Why Anti‑Bias Training Isn’t Optional Anymore
If AI systems are trained on biased data, and clinicians interpreting AI outputs also carry bias, then the solution cannot be purely technical. It must be human.
Evidence‑based strategies for reducing bias in healthcare include:
- Implicit bias training (Reilly et al., 2013; Gonzalez et al., 2014)
- Education on the history of bias in medicine
- “Individuating” — focusing on the patient as a person, not a stereotype
- “Perspective‑taking” — imagining the patient’s lived experience (Chapman et al., 2013)
- Increasing diversity among healthcare providers, especially Black physicians, who show significantly lower race‑based bias (Chapman et al., 2013)
These practices aren’t new. What’s new is the urgency: AI makes the consequences of bias faster, quieter, and harder to detect.
If clinicians don’t actively counteract bias, AI will amplify it.
AI Ethics Isn’t Just for Engineers — It’s a Clinical Responsibility
One of the most important insights from the ImpactPro case is that frontline healthcare workers are not passive users of AI. They are co‑decision‑makers. They have the authority — and the ethical duty — to question outputs, flag concerns, and advocate for oversight.
This aligns with major AI ethics frameworks like the Montreal Declaration and the EU High‑Level Expert Group on AI, which emphasize equity, transparency, human oversight, and responsibility (Montreal Declaration, 2017; HLEG, 2019).
These principles aren’t abstract. They are clinical obligations.
Healthcare practitioners already have a duty to promote equity in care. AI doesn’t change that duty — it intensifies it.
The Bigger Lesson: AI Won’t Save Us From Ourselves
That 2021 bioethics commentary ends with a line that captures the heart of the issue:
“The biggest potential pitfall with AI is seeing it as a solution to our very human faults, rather than as a tool that reflects what we have done in the past” (Sargent, 2021, p. 115).
AI is not a fix for human bias. It is a magnifier of it.

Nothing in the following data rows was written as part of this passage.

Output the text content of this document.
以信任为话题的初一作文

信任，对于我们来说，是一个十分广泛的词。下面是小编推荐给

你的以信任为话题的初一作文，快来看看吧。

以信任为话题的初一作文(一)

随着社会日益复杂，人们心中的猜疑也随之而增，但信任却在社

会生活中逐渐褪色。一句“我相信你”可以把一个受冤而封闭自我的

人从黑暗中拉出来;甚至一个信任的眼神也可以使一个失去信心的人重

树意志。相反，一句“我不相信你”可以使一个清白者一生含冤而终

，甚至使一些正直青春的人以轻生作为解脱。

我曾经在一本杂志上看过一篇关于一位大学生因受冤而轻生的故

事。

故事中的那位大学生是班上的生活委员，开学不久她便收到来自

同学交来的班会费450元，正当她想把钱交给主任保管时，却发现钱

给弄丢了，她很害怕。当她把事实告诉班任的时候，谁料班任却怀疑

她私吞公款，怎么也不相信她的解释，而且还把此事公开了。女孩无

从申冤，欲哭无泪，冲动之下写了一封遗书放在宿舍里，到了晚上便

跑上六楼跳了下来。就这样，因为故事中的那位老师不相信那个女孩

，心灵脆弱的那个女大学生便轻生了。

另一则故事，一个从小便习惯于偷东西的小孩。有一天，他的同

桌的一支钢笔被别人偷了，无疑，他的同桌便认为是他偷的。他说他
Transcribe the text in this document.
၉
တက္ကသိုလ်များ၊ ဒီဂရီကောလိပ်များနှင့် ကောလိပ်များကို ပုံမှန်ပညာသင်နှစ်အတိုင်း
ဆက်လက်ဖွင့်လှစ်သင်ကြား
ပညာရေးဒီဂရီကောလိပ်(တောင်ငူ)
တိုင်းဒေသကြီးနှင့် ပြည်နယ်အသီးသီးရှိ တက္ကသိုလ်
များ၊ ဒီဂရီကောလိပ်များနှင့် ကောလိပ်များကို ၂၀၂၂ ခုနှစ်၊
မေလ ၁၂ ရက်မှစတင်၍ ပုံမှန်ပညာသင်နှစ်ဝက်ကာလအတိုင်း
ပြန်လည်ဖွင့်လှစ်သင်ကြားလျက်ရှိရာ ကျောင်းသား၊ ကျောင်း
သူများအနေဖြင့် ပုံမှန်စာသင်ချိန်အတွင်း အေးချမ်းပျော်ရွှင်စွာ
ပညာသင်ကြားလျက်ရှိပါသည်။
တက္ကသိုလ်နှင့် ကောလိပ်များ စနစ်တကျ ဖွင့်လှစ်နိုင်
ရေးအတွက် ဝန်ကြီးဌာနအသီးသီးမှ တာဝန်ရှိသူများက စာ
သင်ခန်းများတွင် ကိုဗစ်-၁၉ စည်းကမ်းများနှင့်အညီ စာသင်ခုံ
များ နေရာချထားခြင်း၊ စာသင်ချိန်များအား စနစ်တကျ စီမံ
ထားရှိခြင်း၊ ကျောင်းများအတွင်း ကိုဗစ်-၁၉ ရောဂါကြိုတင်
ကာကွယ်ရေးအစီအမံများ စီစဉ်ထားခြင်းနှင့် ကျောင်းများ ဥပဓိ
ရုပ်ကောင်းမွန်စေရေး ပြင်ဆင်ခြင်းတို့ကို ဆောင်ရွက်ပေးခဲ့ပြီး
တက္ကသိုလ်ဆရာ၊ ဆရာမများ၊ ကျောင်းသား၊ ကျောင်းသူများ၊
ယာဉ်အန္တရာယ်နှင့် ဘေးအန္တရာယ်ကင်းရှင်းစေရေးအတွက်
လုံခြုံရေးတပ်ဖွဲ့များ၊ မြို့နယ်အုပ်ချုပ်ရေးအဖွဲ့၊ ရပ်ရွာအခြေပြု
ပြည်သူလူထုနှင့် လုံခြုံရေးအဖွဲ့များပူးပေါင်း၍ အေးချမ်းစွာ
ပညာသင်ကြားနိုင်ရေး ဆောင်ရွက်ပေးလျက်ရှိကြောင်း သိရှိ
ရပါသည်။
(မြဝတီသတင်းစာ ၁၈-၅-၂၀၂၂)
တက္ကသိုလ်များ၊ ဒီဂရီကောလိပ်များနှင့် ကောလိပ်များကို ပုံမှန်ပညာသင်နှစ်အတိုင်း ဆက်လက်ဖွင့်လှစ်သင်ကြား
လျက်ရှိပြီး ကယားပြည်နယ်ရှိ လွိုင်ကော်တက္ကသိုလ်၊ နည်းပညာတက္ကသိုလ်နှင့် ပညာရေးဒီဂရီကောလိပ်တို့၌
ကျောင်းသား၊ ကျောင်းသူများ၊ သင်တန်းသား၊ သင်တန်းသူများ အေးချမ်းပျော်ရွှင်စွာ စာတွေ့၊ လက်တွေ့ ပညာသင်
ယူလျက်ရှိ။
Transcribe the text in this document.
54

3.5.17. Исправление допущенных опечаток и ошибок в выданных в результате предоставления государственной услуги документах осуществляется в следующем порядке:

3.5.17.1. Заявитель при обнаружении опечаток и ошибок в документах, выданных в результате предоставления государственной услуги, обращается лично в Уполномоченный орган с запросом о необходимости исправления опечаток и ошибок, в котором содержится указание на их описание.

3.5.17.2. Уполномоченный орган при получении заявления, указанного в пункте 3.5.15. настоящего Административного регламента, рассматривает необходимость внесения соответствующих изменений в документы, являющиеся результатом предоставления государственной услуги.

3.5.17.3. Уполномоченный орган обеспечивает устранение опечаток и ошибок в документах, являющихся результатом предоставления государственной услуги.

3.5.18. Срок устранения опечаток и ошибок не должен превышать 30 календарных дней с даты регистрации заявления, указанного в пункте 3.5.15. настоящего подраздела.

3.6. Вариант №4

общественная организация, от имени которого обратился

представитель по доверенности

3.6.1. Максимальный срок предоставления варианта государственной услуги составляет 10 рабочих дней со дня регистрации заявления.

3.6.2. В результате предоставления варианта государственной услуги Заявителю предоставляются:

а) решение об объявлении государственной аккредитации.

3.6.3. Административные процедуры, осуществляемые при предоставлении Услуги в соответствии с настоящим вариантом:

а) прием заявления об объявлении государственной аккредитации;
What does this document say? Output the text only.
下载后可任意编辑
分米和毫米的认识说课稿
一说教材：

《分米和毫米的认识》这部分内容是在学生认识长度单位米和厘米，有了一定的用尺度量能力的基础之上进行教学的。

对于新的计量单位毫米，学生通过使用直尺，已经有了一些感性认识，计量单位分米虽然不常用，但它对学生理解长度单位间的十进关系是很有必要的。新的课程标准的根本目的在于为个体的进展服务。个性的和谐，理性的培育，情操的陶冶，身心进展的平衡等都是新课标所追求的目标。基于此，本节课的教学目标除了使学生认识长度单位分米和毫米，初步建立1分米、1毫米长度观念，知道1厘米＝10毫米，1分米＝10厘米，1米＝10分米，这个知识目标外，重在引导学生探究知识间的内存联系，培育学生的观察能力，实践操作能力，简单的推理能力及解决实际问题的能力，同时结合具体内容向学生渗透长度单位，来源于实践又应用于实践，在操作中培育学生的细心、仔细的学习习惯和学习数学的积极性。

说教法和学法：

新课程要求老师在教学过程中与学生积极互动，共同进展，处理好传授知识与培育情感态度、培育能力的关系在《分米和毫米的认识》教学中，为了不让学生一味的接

If we want equitable AI, we must first build equitable healthcare practices. That means confronting the biases that shape our data, our decisions, and our systems. It means investing in trust, representation, and accountability. And it means recognizing that technology cannot be more ethical than the people who design, train, and use it.
AI will not make healthcare fairer on its own. But with intentional, human‑centered oversight, it can become a tool that supports — rather than undermines — equity.